Kevelaer Weltreise in den Tod

Kevelaer · Der Mann, dessen mumifizierte Leiche auf einem Boot vor den Philippinen gefunden wurde, lebte in der Nähe von Kevelaer. Auf seiner Weltumrundung erlitt er wohl einen Herzinfarkt.

Es war eine grausige Entdeckung, die Fischer in einer umhertreibenden Segeljacht 62 Seemeilen vor der südphilippinischen Küste Ende vergangener Woche machten. An Bord des Schiffes fanden sie die mumifizierte Leiche eines Mannes auf einem Stuhl vor einem Funkgerät sitzend - fast so, als wollte er gerade einen Notruf absetzen. Laut Autopsie-Bericht soll er an einem Herzinfarkt gestorben sein.

Der Tote hatte deutsche Papiere bei sich und konnte als Manfred B. (53) identifiziert werden. Nun wurde bekannt, dass B. vom Niederrhein stammt, viele Jahre in der deutsch-niederländischen Grenzregion bei Kevelaer lebte. Dort sorgte die Nachricht gestern bei vielen für Betroffenheit. Die Familie B. hatte bis vor einigen Jahren nahe der Grenze in Wansum in den Niederlanden auf der Maas ein Hausboot. Seine Tochter Nina ging auf deutscher Seite in Twisteden zur Grundschule, später dann auf die Realschule in Kevelaer. "Sie war ein fröhliches Mädchen, flippig im positiven Sinne", berichtet ein 32-jähriger langjähriger Klassenkamerad von ihr. Der Schulfreund erinnert sich auch noch daran, dass die ganze Familie segelverrückt gewesen sei und Nina B. damals "Kapitän" als Berufswunsch in die Abschlusszeitung der Realschule schrieb. "Zur See zu fahren, war immer ihr großer Wunsch", sagte der frühere Schulkamerad.

Irgendwann zog die Familie vom Niederrhein weg. Laut "Bild"-Zeitung wohnte Manfred B. auch in Wuppertal. Zudem soll er eine Adresse in Le Fort-De-France, der Hauptstadt des Inselparadieses Martinique, gehabt haben. Bis dorthin war er vor acht Jahren mit seiner Frau Claudia bei seinem ersten Versuch, die Welt zu umsegeln, gekommen. Die beiden hatten damals den Atlantik in ihrem eigenen Segelboot überquert, das sie nach ihrer Tochter Nina benannt hatten.

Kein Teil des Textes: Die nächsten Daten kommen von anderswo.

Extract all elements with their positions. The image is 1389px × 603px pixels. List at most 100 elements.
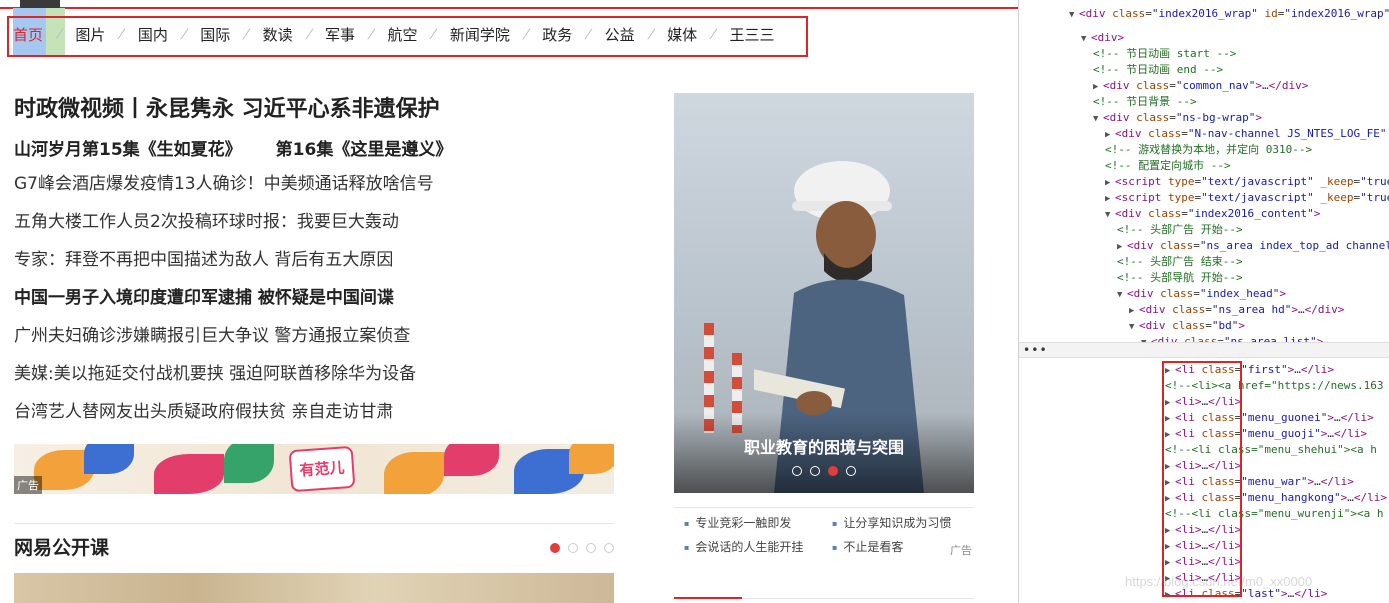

Seine Frau starb zwei Jahre später im Mai 2010.

Sein zweiter Anlauf zur Weltumseglung endete für Manfred B. nun tödlich. Die neue Jacht "Sayo" trieb mit seinem leblosen Körper in der Südsee vor der philippinischen Küste. An Bord soll die Polizei eine Urkunde gefunden haben, auf der stand, dass er mit seiner Frau auf dem Weg von Singapur nach Durban (Südafrika) auch den Äquator überquert hat. Das Schiffsinnere war nach Angaben der Polizei völlig verwüstet. Bücher, Konserven und Matratzen lagen wild verstreut unter Deck herum. Hinweise auf ein Fremdverschulden als Todesursache fand die Polizei aber nicht. Der Leichnam wies keine Stich- und Schussverletzungen auf. Die Ermittler vermuten unter anderem, dass er in einen Sturm geraten sein könnte und beim Versuch, einen Notruf abzusetzen, einen Herzinfarkt erlitt.

Der philippinischen Polizei zufolge trieb das Boot eine Woche führerlos im Meer, ehe es die Fischer entdeckten. Doch angesichts der nahezu vollständigen Mumifizierung gibt es auch Zweifel an diesen Angaben. Durch die salzhaltige Seeluft, hohe Temperaturen und Wind waren aber auf jeden Fall die Bedingungen für eine schnell fortschreitende Mumifizierung gegeben. Die warmen Temperaturen sorgten zunächst dafür, dass die Oberfläche der Leiche zügig austrocknete. Die windige, salzhaltige Luft unterband dann wohl den schnell eintretenden Fäulnisprozess im Inneren des Körpers, so dass sich die Leiche in eine sogenannte Trockenmumie verwandeln konnte. Entscheidend für diesen Prozess, so sagen Experten, war es auch, dass es auf hoher See keine Insekten gibt.